We traveled up to Gash Knob today to look for recent avalanches due to warm temperatures this week and check if the layer above the March 1st crust is still reactive.
• Rollerballs and small wet point releases on most terrain steeper than approximately 40 degrees from 7,000 to 8,000 feet had occurred earlier this week, most likely on Wednesday or Thursday.
• Looking into the North Fork Bear Creek drainage, we saw debris from multiple small wet point releases, and wet slab avalanches, up to D2, in the steep north and east-facing slide paths.
• The snow surfaces were supportable with 1 to 2 inches of surface melt at 1 pm for elevations above 7,000 feet.
• The snowpack is isothermic and mushy below 6,500 feet.
• Approximately 4 inches (10 cm) of sticky dry rounding snow sits above the March 1st crust is 11 inches (28 cm) deep at 7,800 feet on a north aspect. Snowpack tests (ECTN12 and PST80/100) show it has become less reactive.
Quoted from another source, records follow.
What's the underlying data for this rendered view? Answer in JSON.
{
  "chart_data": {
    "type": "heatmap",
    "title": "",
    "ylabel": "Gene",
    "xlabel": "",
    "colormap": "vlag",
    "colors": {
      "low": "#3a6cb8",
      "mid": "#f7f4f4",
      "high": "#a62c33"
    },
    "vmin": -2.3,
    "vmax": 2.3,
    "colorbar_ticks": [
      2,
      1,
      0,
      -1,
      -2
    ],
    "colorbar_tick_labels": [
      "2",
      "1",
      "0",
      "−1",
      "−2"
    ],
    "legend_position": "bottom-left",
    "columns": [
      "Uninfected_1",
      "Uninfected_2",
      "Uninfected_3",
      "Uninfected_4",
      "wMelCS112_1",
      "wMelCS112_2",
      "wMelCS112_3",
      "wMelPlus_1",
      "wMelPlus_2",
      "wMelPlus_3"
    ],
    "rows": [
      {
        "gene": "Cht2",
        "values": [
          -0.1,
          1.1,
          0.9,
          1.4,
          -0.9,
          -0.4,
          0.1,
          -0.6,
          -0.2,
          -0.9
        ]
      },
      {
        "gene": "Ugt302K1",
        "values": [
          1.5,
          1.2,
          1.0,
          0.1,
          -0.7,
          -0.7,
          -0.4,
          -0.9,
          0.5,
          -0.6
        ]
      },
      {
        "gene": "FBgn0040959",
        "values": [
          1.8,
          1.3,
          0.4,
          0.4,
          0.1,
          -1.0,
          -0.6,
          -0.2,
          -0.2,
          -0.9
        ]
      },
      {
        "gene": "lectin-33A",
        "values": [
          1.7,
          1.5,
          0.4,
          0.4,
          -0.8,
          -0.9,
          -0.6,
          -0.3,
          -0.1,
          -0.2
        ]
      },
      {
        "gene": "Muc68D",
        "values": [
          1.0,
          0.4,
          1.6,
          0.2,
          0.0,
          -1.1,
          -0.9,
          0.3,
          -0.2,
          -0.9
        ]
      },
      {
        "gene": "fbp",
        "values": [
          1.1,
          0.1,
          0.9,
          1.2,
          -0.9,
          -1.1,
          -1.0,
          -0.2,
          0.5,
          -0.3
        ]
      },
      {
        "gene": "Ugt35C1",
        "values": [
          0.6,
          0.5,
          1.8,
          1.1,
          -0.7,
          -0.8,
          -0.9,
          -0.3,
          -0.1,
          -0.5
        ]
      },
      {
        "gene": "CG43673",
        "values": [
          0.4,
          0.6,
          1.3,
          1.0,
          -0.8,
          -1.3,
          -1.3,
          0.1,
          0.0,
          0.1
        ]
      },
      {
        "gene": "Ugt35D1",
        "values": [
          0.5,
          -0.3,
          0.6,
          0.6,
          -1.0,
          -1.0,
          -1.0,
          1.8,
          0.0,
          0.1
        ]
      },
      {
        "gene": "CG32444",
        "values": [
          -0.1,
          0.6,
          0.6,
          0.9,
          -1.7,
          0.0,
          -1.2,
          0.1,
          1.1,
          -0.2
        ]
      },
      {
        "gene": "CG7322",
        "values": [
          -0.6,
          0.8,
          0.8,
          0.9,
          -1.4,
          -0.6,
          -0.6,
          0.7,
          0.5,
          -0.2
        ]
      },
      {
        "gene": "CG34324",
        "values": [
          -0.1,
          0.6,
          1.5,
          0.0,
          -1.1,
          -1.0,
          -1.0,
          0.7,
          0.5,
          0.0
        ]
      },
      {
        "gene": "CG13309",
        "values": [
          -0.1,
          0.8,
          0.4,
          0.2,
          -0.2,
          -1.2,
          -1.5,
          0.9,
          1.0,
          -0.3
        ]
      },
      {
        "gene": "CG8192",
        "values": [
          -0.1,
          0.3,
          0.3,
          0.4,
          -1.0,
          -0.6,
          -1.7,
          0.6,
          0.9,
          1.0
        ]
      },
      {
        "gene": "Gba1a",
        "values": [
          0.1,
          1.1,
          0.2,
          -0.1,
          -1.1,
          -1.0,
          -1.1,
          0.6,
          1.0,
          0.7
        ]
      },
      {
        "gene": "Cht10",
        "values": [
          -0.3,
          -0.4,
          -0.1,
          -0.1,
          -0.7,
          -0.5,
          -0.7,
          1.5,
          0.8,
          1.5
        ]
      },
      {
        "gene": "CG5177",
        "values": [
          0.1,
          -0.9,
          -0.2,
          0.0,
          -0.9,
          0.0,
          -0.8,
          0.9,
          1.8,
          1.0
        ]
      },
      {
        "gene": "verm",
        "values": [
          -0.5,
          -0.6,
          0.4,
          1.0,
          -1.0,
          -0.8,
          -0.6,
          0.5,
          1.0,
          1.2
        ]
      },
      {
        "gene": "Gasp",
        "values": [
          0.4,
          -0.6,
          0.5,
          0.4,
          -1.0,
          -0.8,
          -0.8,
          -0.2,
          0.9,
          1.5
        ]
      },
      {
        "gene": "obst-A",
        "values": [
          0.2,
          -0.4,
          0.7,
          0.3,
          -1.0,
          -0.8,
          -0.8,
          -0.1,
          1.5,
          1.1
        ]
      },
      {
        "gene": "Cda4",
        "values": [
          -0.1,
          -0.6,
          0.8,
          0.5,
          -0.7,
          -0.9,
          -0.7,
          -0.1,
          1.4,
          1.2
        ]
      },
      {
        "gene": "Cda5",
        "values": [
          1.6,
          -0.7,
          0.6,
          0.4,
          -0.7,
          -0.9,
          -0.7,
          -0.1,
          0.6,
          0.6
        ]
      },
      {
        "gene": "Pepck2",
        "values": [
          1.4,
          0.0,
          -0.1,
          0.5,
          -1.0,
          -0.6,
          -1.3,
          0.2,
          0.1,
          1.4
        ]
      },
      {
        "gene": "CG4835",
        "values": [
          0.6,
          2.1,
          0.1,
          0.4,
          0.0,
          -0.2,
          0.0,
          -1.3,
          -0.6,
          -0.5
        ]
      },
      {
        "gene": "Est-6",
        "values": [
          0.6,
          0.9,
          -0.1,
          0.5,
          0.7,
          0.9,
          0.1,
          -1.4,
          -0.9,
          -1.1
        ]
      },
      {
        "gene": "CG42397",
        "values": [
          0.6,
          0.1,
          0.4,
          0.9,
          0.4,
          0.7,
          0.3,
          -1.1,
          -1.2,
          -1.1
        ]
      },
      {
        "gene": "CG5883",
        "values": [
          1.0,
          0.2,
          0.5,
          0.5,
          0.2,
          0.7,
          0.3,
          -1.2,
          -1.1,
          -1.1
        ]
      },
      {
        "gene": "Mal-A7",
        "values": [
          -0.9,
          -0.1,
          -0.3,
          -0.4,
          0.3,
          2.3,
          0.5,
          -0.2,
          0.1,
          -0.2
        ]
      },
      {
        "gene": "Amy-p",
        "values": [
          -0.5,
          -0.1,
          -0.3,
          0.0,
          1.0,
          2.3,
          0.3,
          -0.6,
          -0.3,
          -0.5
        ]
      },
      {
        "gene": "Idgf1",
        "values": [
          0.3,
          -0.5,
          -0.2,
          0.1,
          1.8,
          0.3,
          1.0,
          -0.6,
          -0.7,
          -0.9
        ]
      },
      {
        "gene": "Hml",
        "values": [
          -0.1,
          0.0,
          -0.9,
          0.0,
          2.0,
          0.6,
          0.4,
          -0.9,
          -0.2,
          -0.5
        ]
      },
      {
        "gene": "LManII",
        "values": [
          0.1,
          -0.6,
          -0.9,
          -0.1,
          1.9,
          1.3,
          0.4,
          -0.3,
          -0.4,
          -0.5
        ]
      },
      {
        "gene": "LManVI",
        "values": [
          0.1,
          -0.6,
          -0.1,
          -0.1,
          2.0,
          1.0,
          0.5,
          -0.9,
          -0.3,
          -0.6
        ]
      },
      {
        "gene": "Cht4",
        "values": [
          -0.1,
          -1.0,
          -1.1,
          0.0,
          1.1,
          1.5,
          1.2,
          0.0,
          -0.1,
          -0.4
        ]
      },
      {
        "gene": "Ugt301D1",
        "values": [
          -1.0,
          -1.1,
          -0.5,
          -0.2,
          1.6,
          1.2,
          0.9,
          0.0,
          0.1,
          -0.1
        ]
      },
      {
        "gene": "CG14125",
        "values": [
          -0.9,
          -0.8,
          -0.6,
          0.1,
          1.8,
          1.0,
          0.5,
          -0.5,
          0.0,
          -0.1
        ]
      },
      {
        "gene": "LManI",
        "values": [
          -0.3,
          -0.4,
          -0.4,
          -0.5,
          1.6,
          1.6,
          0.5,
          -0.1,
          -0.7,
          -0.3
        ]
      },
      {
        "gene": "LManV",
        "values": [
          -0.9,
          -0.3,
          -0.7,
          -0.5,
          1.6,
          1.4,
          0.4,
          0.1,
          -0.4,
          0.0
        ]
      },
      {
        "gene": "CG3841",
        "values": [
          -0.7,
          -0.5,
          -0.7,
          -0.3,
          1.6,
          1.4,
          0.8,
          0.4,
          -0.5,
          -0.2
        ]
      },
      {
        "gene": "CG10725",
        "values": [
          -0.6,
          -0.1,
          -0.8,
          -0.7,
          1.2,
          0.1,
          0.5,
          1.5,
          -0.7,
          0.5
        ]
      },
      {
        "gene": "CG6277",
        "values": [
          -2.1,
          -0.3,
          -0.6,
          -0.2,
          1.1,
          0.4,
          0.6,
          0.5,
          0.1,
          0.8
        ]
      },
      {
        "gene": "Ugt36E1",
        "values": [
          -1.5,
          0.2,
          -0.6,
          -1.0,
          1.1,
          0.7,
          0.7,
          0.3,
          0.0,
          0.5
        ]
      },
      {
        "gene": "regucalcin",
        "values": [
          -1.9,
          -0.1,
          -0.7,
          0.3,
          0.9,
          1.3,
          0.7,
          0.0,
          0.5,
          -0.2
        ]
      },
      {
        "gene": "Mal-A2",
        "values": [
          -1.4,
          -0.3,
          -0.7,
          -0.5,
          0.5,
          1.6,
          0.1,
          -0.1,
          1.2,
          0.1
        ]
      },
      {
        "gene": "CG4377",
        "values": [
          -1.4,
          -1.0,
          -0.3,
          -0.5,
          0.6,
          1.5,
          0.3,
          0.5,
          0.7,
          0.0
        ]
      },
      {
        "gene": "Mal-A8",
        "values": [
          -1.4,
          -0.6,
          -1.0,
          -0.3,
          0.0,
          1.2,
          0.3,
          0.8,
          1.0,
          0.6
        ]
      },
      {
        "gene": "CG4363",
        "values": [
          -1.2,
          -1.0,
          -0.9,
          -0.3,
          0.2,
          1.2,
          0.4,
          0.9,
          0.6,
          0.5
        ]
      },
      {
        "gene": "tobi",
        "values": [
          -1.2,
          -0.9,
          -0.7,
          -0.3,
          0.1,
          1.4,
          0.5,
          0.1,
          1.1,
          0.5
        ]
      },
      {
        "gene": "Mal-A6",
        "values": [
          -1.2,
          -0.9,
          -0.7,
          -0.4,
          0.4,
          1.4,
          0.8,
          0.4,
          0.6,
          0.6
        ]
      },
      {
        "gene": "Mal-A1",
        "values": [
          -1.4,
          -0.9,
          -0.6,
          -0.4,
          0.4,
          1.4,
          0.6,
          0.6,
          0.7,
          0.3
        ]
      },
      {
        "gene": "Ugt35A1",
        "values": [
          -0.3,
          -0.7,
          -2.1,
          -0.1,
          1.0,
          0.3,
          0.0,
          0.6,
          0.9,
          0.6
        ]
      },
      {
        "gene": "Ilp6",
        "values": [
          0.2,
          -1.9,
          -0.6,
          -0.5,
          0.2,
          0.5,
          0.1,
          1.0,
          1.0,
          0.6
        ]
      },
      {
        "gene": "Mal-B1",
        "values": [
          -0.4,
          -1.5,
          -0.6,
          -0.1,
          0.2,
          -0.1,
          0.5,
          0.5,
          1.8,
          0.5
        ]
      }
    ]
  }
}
• We found no snow is available for transport up to 8,300 feet.
• North aspects above 8,000 feet have an inch of sticky newer snow over a supportable melt-freeze crust.
• Large cornices linger over steep easterly ridgelines.
A high cloud layer and a light easterly breeze allowed for insubstantial surface melting at mid and upper elevations, and saturation was limited to lower elevations. We found no snow available for transport to 8,300 feet.